Works by Danh Vo at Sotheby's
Danh Vo Biography
Drawing on lived experience, Danh Vō’s explorations of migration, identity and ownership exist at the intersection of the personal and the collective, with the present moment in continuous dialogue with the past. In Vō’s installations, documents, photographs and found objects acquire totemic significance; fragments of selfhood and history become an open-ended examination of how identity and culture are constructed and adapted in the wake of conflict, displacement and assimilation. From performative work – such as Vo Rosasco Rasmussen (2002–), in which he married and then immediately divorced important figures in his life, assuming and retaining their surnames – to the visually stunning We The People (2011–16), a full-scale deconstruction of the iconic Statue of Liberty, Vō’s conceptual concerns remain at the forefront.
Vō was born in 1975 in Bà Rịa, Vietnam. In 1979, his family fled postwar Vietnam in a homemade boat bound for the United States; the vessel was rescued at sea by a Danish freighter, and the family immigrated to Denmark where they were granted political asylum and became naturalized citizens. Vō attended the Royal Danish Academy of Fine Arts in Copenhagen before continuing his studies at the Städeschule, Frankfurt. In 2005, he moved to Berlin where he had his first solo exhibit at the Galerie Klosterfelde. Amid a meteoric rise to artistic stardom, Vō has also held residencies at Villa Aurora in Los Angeles (2006) and Kadist Art Foundation in Paris (2009). Today, he lives and works between Berlin and Mexico City.
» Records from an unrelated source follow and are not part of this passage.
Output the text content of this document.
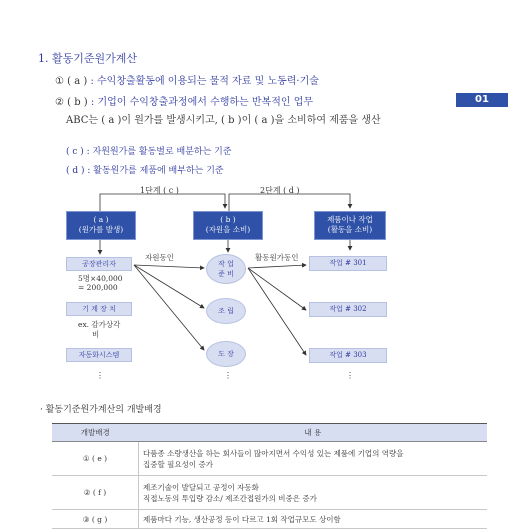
1. 활동기준원가계산
01
① ( a ) : 수익창출활동에 이용되는 물적 자료 및 노동력·기술
② ( b ) : 기업이 수익창출과정에서 수행하는 반복적인 업무
ABC는 ( a )이 원가를 발생시키고, ( b )이 ( a )을 소비하여 제품을 생산
( c ) : 자원원가를 활동별로 배분하는 기준
( d ) : 활동원가를 제품에 배부하는 기준
1단계 ( c )	2단계 ( d )
( a )
(원가를 발생)
( b )
(자원을 소비)
제품이나 작업
(활동을 소비)
자원동인	활동원가동인
공장관리자
5명×40,000
= 200,000
기 계 장 치
ex. 감가상각
비
자동화시스템
⋮
작 업
준 비
조 립
도 장
⋮
작업 # 301
작업 # 302
작업 # 303
⋮
· 활동기준원가계산의 개발배경
개발배경	내 용
① ( e )	다품종 소량생산을 하는 회사들이 많아지면서 수익성 있는 제품에 기업의 역량을
집중할 필요성이 증가

② ( f )	제조기술이 발달되고 공정이 자동화
직접노동의 투입량 감소/ 제조간접원가의 비중은 증가

③ ( g )	제품마다 기능, 생산공정 등이 다르고 1회 작업규모도 상이함
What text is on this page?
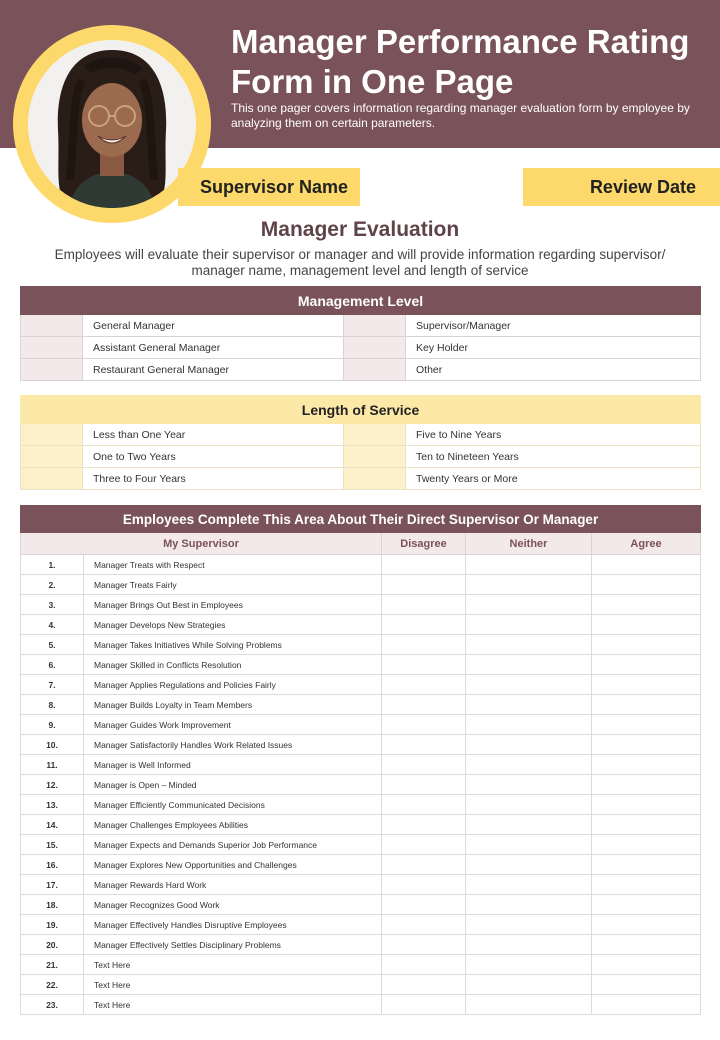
Manager Performance Rating Form in One Page

This one pager covers information regarding manager evaluation form by employee by analyzing them on certain parameters.

Supervisor Name	Review Date
Manager Evaluation
Employees will evaluate their supervisor or manager and will provide information regarding supervisor/ manager name, management level and length of service
Management Level			
	General Manager		Supervisor/Manager
	Assistant General Manager		Key Holder
	Restaurant General Manager		Other
Length of Service			
	Less than One Year		Five to Nine Years
	One to Two Years		Ten to Nineteen Years
	Three to Four Years		Twenty Years or More
Employees Complete This Area About Their Direct Supervisor Or Manager				
My Supervisor		Disagree	Neither	Agree
1.	Manager Treats with Respect			
2.	Manager Treats Fairly			
3.	Manager Brings Out Best in Employees			
4.	Manager Develops New Strategies			
5.	Manager Takes Initiatives While Solving Problems			
6.	Manager Skilled in Conflicts Resolution			
7.	Manager Applies Regulations and Policies Fairly			
8.	Manager Builds Loyalty in Team Members			
9.	Manager Guides Work Improvement			
10.	Manager Satisfactorily Handles Work Related Issues			
11.	Manager is Well Informed			
12.	Manager is Open – Minded			
13.	Manager Efficiently Communicated Decisions			
14.	Manager Challenges Employees Abilities			
15.	Manager Expects and Demands Superior Job Performance			
16.	Manager Explores New Opportunities and Challenges			
17.	Manager Rewards Hard Work			
18.	Manager Recognizes Good Work			
19.	Manager Effectively Handles Disruptive Employees			
20.	Manager Effectively Settles Disciplinary Problems			
21.	Text Here			
22.	Text Here			
23.	Text Here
Vō has participated in numerous group exhibitions, including the Venice Biennale (2013, 2015) and Whitney Biennial (2014), as well as solo shows at Stedelijk Museum in Amsterdam (2008), Kunsthalle Basel (2009), the Art Institute of Chicago (2012), and Musée d’Art Moderne de la Ville de Paris (2013), among others. Recently, Vō’s work was the subject of a major survey exhibition at the Solomon R. Guggenheim Museum in New York, entitled Danh Vo: Take My Breath Away (2018). He is the recipient of the 2012 Hugo Boss Prize, and his work is featured in important public collections including the Solomon R. Guggenheim Museum and Museum of Modern Art, both in New York, the Walker Art Center, Minneapolis, and the Kunstmuseum Basel, Switzerland.